Côte-d’Ivoire affaire mandat présidentiel – Bacongo s’explique « Ouattara ne sera pas candidat en 2020 »

e36133ae-9262-45bd-bb8b-8012c8b1cda6

Révision de la Constitution, limitation de la durée du mandat présidentiel

«Allez dire à Bacongo d’arrêter ce petit jeu tout de suite. La limitation du mandat présidentiel (sic) en Côte d’Ivoire est un acquis démocratique qu’il ne faut absolument pas remettre en cause, pour des intérêts personnels (personne n’est dupe) ; contrairement aux autres dispositions conflictuelles (sic) qui doivent nécessairement être reformées au cours du référendum prochain que je soutiens (…). Je répète : allez dire à Cissé Bacongo d’arrêter ça (…). Il y a des choses avec lesquelles on ne doit pas jouer et chercher à remettre en cause la clause de limitation du mandat présidentiel est un vilain, très vilain jeu (…)». Telle est la réaction, en forme d’arguments, s’il en est, d’un certain André Silver Konan, publiée sur les réseaux sociaux, complétée par des jappements féroces de chacals, tels : «ce sont des sorciers comme ça qui …», avant d’être reprise dans les colonnes du quotidien «L’Intelligent d’Abidjan» du 7 janvier courant. Que dire de la propagande navrante, sans inspiration, publiée sous le titre peu convenu barrant la UNE de leur «VOIE» du même jour, qui reste fidèle à sa réputation de quotidien de secte : «Bacongo cherche palabres» ! Comme quoi, le criminel revient toujours sur les lieux du crime. Mais, comment ne pas se réjouir du début de repenti de ceux qui ont précipité le pays dans le deuil et l’horreur avec la Constitution du 1er août 2000, puisqu’ils admettent, même si ce n’est que du bout des lèvres, que «les autres dispositions conflictuelles (sic) doivent nécessairement être reformées au cours du référendum prochain». N’est-ce pas là un aveu inconscient que la limitation de la durée du mandat présidentiel est aussi une disposition «(…) conflictuelle» ?! Alors, disons : encore, un peu de courage et d’effort, au moins pour mener le débat, hors de toute crise d’hystérie et de vaines démonstrations de biceps, dans le calme et la sérénité, avec des arguments, rien que des arguments.

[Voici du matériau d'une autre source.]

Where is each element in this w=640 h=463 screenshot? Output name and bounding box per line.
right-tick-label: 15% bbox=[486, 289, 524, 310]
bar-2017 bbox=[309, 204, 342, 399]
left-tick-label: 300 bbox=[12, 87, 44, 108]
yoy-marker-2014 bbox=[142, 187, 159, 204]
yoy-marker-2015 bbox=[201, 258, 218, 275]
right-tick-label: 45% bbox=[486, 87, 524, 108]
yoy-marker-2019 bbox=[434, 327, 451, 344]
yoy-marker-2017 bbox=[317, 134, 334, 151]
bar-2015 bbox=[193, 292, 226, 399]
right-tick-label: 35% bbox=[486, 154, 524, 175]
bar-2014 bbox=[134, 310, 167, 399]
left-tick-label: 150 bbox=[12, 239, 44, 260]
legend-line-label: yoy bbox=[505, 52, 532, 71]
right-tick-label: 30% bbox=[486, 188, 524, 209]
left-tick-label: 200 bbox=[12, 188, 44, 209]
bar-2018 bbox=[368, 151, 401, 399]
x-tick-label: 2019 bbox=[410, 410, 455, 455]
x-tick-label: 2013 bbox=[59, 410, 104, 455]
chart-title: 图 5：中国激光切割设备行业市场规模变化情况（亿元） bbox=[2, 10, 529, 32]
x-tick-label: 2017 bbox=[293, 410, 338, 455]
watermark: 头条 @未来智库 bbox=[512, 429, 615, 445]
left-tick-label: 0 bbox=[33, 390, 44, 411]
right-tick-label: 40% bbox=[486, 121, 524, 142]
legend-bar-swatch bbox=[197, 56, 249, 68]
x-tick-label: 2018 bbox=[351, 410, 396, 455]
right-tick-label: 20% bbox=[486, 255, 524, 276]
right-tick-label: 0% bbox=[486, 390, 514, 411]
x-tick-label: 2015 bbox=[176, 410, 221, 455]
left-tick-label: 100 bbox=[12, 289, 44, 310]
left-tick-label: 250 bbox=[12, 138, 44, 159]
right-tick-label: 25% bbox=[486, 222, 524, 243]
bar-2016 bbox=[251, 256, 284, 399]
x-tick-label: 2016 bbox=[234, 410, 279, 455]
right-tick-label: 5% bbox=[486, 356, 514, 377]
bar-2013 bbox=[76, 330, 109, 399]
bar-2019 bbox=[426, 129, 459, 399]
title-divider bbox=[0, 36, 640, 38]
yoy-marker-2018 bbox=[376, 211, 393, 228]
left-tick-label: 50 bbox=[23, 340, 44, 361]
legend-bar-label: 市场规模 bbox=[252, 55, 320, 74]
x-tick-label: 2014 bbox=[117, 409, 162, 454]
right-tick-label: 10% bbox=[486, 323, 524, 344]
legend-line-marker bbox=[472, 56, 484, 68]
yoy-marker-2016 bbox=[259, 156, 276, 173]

Est-il besoin de rappeler, sans insister davantage, que le Président de la République, Alassane Ouattara, n’est pas concerné, ni visé, à un double titre, par la proposition d’abrogation de la limitation de la durée du mandat présidentiel. Premièrement, il a dit et redit qu’il ne sera pas candidat en 2020. Deuxièmement, même s’il le voulait, pour un troisième mandat, il ne pourrait pas être candidat, puisqu’en 2020, il aura 78 ans. Or, l’alinéa 2 de l’article 35 de la Constitution dispose que «le candidat à l’élection présidentielle doit être âgé (…) de soixante quinze ans au plus». Donc, que ceux qui veulent entendre, entendent !

Et puis, pourquoi selon tous ces censeurs pro domo et directeurs de conscience sans la moindre conscience historique, si remontés et intransigeants sur leurs certitudes, la révision de la Constitution devrait-elle s’accommoder de l’existence de «zones rouges» ou de sujets tabou ? Sans doute, on conviendra avec eux que les «(…) dispositions conflictuelles (sic) qui doivent nécessairement être reformées au cours du référendum prochain (…)» ne sont pas des acquis démocratiques, pour avoir été imposées au Peuple. Mais, a-t-on expliqué à celui-ci le sens et la portée de «la limitation de la durée du mandat présidentiel (…)» considérée, de façon péremptoire suivant une appréciation suspecte, comme «(…) un acquis démocratique (…)», avant de lui extorquer son consentement, à l’issue du guet-apens qu’a été le référendum ? Bien sûr que non. C’est pourquoi, elle doit être passée au crible de la critique, nonobstant les chants de hiboux.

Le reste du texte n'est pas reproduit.